Kami's smile faded. "I don't know, I mean, I guess I don't want to get people's expectations up. I can't disappoint someone if they expect me to do poorly, so I just try not to make them believe in me too much. I have to be the 'happy kid'; the one that everyone can make fun of and not feel bad about it because I act like it doesn't affect me. I'm only there so people can charge their phones with my quirk and tease me so they can feel better about themselves. 

"I let them make fun of my 'dumb mode' because they think it's funny, but it's so scary. I sometimes worry that I might never come out of it or that I'll get, like, severe brain damage or something. Even my own quirk hurts me, it feels like sticking a fork in an electrical socket every time.
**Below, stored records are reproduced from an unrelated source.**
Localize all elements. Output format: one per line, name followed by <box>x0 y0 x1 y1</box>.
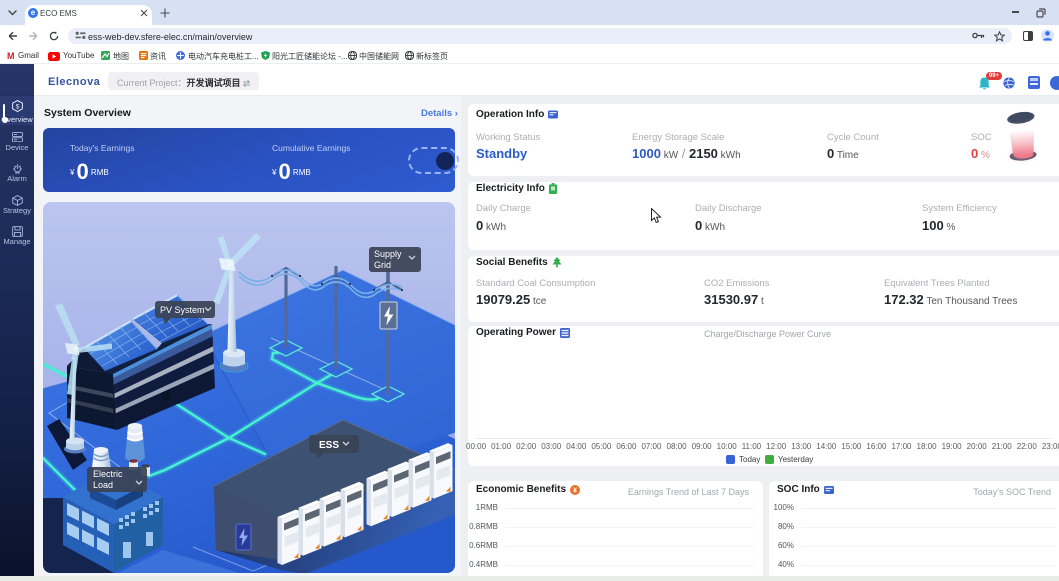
svg-text:PV System: PV System <box>160 305 205 315</box>
svg-text:Supply: Supply <box>374 249 402 259</box>
svg-text:ESS: ESS <box>319 440 339 451</box>
svg-text:$: $ <box>16 103 20 110</box>
svg-text:Electric: Electric <box>93 469 123 479</box>
svg-text:Grid: Grid <box>374 260 391 270</box>
svg-text:Load: Load <box>93 480 113 490</box>
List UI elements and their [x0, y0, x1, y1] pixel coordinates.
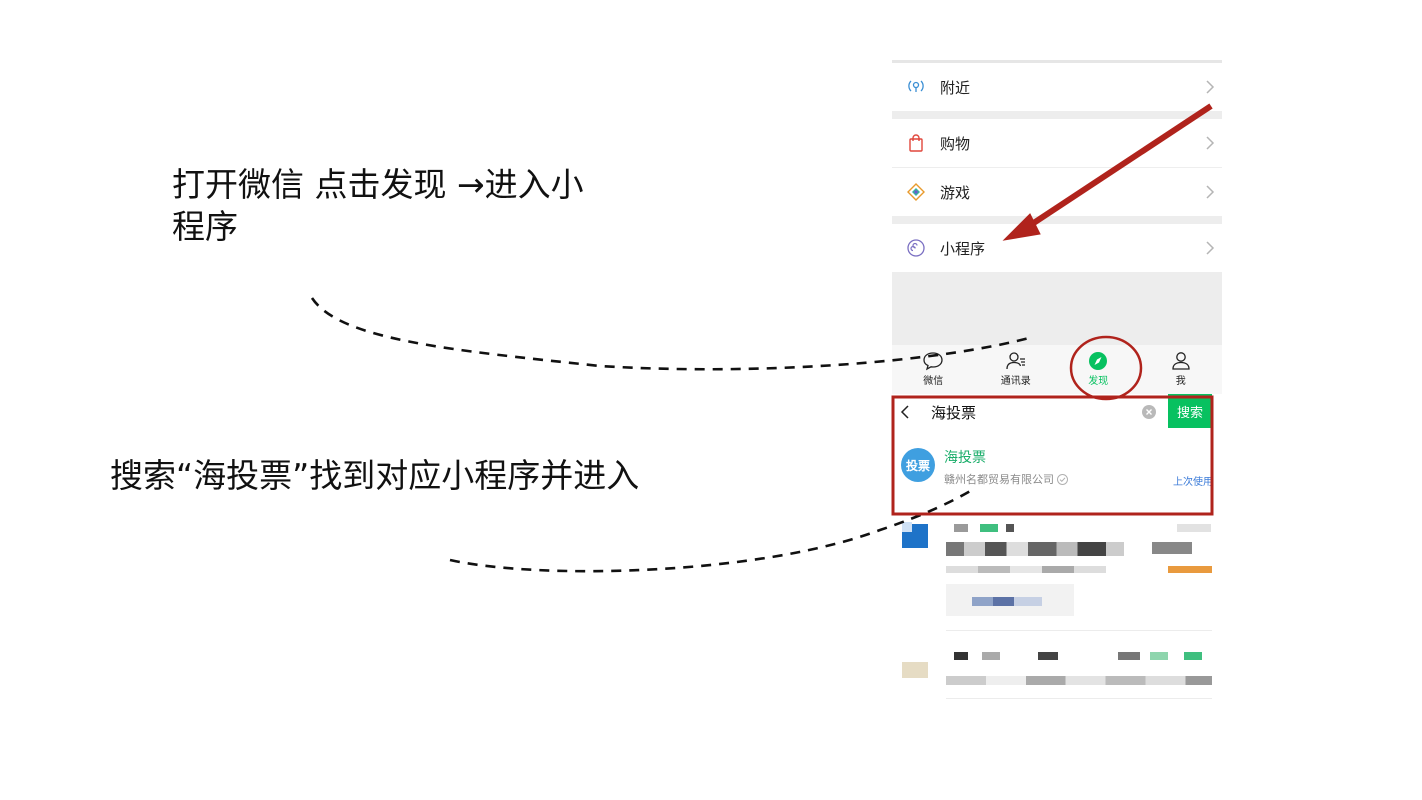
- menu-item-label: 附近: [940, 78, 971, 97]
- tab-label: 通讯录: [1000, 376, 1031, 387]
- tab-chats[interactable]: 微信: [892, 345, 975, 394]
- chevron-right-icon: [1206, 136, 1215, 150]
- tab-label: 微信: [923, 376, 944, 387]
- discover-screen: 附近 购物 游戏 小程序 微信 通讯录 发现 我: [892, 60, 1222, 394]
- instruction-step-2: 搜索“海投票”找到对应小程序并进入: [110, 456, 640, 495]
- menu-item-nearby[interactable]: 附近: [892, 63, 1222, 111]
- empty-area: [892, 272, 1222, 350]
- tab-me[interactable]: 我: [1140, 345, 1223, 394]
- search-screen: 海投票 搜索 投票 海投票 赣州名都贸易有限公司 上次使用: [892, 394, 1222, 706]
- mini-program-result[interactable]: 投票 海投票 赣州名都贸易有限公司 上次使用: [892, 440, 1222, 500]
- search-query: 海投票: [931, 403, 977, 422]
- verified-icon: [1057, 473, 1068, 485]
- tab-label: 我: [1175, 376, 1186, 387]
- tab-discover[interactable]: 发现: [1057, 345, 1140, 394]
- contacts-icon: [1006, 352, 1025, 370]
- nearby-icon: [892, 77, 940, 97]
- mini-program-company: 赣州名都贸易有限公司: [944, 471, 1068, 487]
- menu-item-label: 购物: [940, 134, 971, 153]
- search-bar: 海投票 搜索: [892, 394, 1222, 430]
- chat-icon: [923, 352, 943, 371]
- menu-item-label: 小程序: [940, 239, 986, 258]
- menu-item-shopping[interactable]: 购物: [892, 119, 1222, 167]
- search-button[interactable]: 搜索: [1168, 394, 1212, 428]
- instruction-step-1: 打开微信 点击发现 →进入小程序: [172, 165, 584, 246]
- shopping-bag-icon: [892, 133, 940, 153]
- chevron-right-icon: [1206, 241, 1215, 255]
- menu-item-games[interactable]: 游戏: [892, 168, 1222, 216]
- chevron-right-icon: [1206, 185, 1215, 199]
- compass-icon: [1089, 352, 1108, 370]
- tab-label: 发现: [1088, 376, 1109, 387]
- search-input[interactable]: 海投票: [922, 397, 1168, 427]
- company-name: 赣州名都贸易有限公司: [944, 473, 1054, 486]
- menu-item-label: 游戏: [940, 183, 971, 202]
- profile-icon: [1172, 352, 1190, 370]
- section-gap: [892, 216, 1222, 224]
- last-used-label: 上次使用: [1173, 477, 1213, 488]
- section-gap: [892, 111, 1222, 119]
- mini-program-icon: [892, 238, 940, 258]
- mini-program-logo: 投票: [901, 448, 935, 482]
- tab-bar: 微信 通讯录 发现 我: [892, 345, 1222, 394]
- chevron-right-icon: [1206, 80, 1215, 94]
- back-icon[interactable]: [892, 394, 918, 430]
- clear-icon[interactable]: [1142, 405, 1156, 419]
- game-icon: [892, 182, 940, 202]
- mini-program-name: 海投票: [944, 450, 986, 466]
- menu-item-mini-programs[interactable]: 小程序: [892, 224, 1222, 272]
- tab-contacts[interactable]: 通讯录: [975, 345, 1058, 394]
I thought it would get better so I kept using my quirk to build up a tolerance but it didn't help and it feels like fireworks exploding in my brain whenever I use it." 

The worst part about that statement was the fact that poor Kaminari was crying and still trying to smile through the pain.

After a second, he wiped his tears and took a shaky breath. When he realised the extent of what he said, he clapped his hands to his mouth "I didn't mean to say that much- I- I shouldn't have said anything. It's not your problem, I know that-"

I hugged Kami as hard as I could. "Kaminari Denki, you are the kindest, strongest, most optimistic person I know. You don't deserve the teasing, and you're much smarter than you give yourself credit for. I promise I won't ever make fun of you or use you to charge my phone because it's just mean. I will punch Bakugo and the others if they ever say anything to you when I'm around, and I expect you to tell me if it happens when I'm not there. If there's anything I can do to make using your quirk less scary or painful, please tell me and I'll do it."

"Thanks, Red."

From that moment on, Kaminari Denki and I were as close as two random high-school kids can be. I knew I would beat up just about anybody for that kid.